Mr Chamberlain, who saw his 40 per cent stake in the company collapse in value from pounds 61.7m to pounds 28.9m, was putting a brave face on his problems. In a statement, he announced a 25 per cent uplift in the interim dividend to 1p and reported "encouraging prospects for 1997" following a series of meetings with key customers. Along with encouraging forecasts for the European printed circuit board industry, "I remain confident that 1997 will prove to be a successful year for Forward Group," he said.

But brokers said that pre-tax profits which soared from pounds 2.01m to pounds 6.21m in the six months to July are the last the group is likely to see this year. Previous full-year forecasts had been for around double that level. Orders, normally run on a four- to six-week cycle, have slumped in October and November, as manufacturers, caught out a year ago by overestimating the expected demand for chips and boards, appear to be shortening their stocks.

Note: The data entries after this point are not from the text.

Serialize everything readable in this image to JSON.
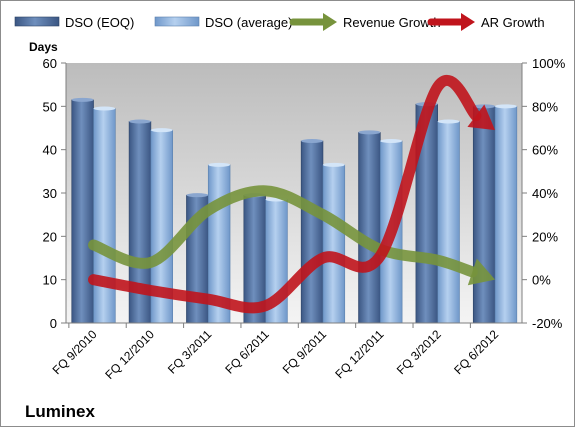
{
  "chart_data": {
    "type": "bar",
    "title": "Luminex",
    "ylabel": "Days",
    "ylim": [
      0,
      60
    ],
    "y2lim": [
      -20,
      100
    ],
    "y2_format": "percent",
    "categories": [
      "FQ 9/2010",
      "FQ 12/2010",
      "FQ 3/2011",
      "FQ 6/2011",
      "FQ 9/2011",
      "FQ 12/2011",
      "FQ 3/2012",
      "FQ 6/2012"
    ],
    "series": [
      {
        "name": "DSO (EOQ)",
        "kind": "bar",
        "axis": "left",
        "color": "#4f6fa0",
        "values": [
          51.5,
          46.5,
          29.5,
          29.5,
          42,
          44,
          50.5,
          50
        ]
      },
      {
        "name": "DSO (average)",
        "kind": "bar",
        "axis": "left",
        "color": "#8db4e2",
        "values": [
          49.5,
          44.5,
          36.5,
          28.5,
          36.5,
          42,
          46.5,
          50
        ]
      },
      {
        "name": "Revenue Growth",
        "kind": "arrow-line",
        "axis": "right",
        "color": "#77933c",
        "values": [
          16,
          8,
          32,
          41,
          30,
          14,
          9,
          0
        ]
      },
      {
        "name": "AR Growth",
        "kind": "arrow-line",
        "axis": "right",
        "color": "#c0141c",
        "values": [
          0,
          -5,
          -9,
          -12,
          10,
          11,
          89,
          69
        ]
      }
    ],
    "legend_position": "top",
    "grid": false
  }
}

Meanwhile, Forward's aggressive expansion policy is expected to run up pounds 1m in exceptional costs as the three acquisitions made so far this year are integrated with the rest of the business. Gearing, 35 per cent at the year end, has already moved up to around 50 per cent and Forward warned that it was above previous expectations.

Derrick Bumpsteed, chief executive, echoed his chairman's optimism. "Things were looking good until the final quarter, when we started to go through a destocking period.... I think it's going to run across the year-end period, going through to the back end of January. There is no question in meetings with customers that things are looking good for next year."

Mr Bumpsteed blamed over-optimism amongst customers last year, particularly the personal computer industry, which saw its market fall off going into 1996 and is only now recovering. Although around 45 per cent of Forward's sales go to the telecoms market, with defence, photocopiers and the like also more important, the personal computer market tends to set the trend, Mr Bumpsteed said. The underlying growth rate of 8 per cent was "still there and still strong", he added.

Stephen Williams of brokers Williams de Broe has halved his forecast for the current year to pounds 6.25m, rising to above pounds 10m in 1997/98. He said most of the damage had occurred in the high volume end of Forward's business, mainly Exacta Circuits, acquired last year, and Forward Circuits. He said the news shocked the market, but he suggested the orders could start coming back in December as customers geared up for next year.